At the turn of the millennium, the U.S. Department of Energy held a contest for a monument to be placed over a massive nuclear-waste disposal site in the New Mexico desert. The monument was to deter any future of human beings from tampering with the ground and releasing the toxic substances buried there. In the reading of the art historian Julia Bryan-Wilson, the episode marked a shift in the aesthetics of the nuclear threat. Instead of a singular and instantaneous explosion, represented visually by the equally singular and iconic mushroom cloud, nuclear power now threatened as a slow moving, invisible toxicity that would poison anyone who encountered it for ten thousand years and which seemed to defy representation.(Though the monument was never built, the winning entry avoided any direct reference to nuclear power in favor of a generically ominous field of spine-like stone columns.)
The University of Chicago piece wasn’t Cai’s first attempt to turn the mushroom cloud into an art object, either.
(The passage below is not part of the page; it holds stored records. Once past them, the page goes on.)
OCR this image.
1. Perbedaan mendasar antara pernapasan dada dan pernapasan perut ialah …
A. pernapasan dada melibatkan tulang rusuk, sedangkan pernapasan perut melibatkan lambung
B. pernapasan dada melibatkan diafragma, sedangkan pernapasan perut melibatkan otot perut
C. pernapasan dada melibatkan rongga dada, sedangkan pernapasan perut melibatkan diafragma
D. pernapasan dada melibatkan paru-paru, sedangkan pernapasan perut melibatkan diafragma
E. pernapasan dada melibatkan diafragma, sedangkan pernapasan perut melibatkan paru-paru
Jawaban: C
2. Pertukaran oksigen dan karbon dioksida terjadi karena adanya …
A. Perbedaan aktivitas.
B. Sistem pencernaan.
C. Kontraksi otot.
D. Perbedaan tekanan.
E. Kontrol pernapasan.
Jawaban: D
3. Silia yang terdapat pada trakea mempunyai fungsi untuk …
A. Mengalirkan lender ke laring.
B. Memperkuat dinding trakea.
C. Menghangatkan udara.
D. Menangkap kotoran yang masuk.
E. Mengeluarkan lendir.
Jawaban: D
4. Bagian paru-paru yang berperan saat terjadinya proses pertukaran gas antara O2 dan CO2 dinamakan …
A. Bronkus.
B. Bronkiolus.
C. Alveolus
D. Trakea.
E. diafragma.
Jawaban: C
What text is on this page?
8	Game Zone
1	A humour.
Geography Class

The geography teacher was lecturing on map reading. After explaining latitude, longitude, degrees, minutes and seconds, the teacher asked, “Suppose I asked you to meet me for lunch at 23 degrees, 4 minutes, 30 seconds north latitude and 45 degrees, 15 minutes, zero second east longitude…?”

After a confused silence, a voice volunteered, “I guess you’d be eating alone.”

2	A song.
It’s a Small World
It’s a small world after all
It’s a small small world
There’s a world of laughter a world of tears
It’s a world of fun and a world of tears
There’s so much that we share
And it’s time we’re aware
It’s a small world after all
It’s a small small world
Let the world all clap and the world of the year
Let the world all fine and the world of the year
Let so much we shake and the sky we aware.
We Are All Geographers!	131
In the late Nineties, he set off small, handheld smoke bombs in front of the Trinity test site in New Mexico (where, in 1944, Fermi’s Chicago experiment found its culmination in the detonation of the first atomic bomb) as well as on the New Jersey waterfront, with the still-standing World Trade Center in the background. That earlier aestheticization of destruction worked. The presence of the artist’s figure holding the firecracker, the relatively small scale of the pieces, the ephemerality of the small clouds of white smoke hanging in front of the expanse of desert or skyline—these all were in tension with the reference to apocalypse contained in the faint outline (in the photos, you can see a mushroom cloud if you know what you’re looking for, but it’s ambiguous). There was no grandiosity in the earlier series; the rainbow mushroom cloud in Chicago, meanwhile, was seventy-five meters tall and required the services of a professional pyrotechnics firm. The impulse to blow things up (in more ways than one) is symptomatic of many artists who specialize in creating “immersive” or atmospheric sculpture. The massive, hyper-choreographed environments created by Olafur Eliasson’s army of technician-laborers or Anish Kapoor’s monumental sculpture installations come to mind as analogues.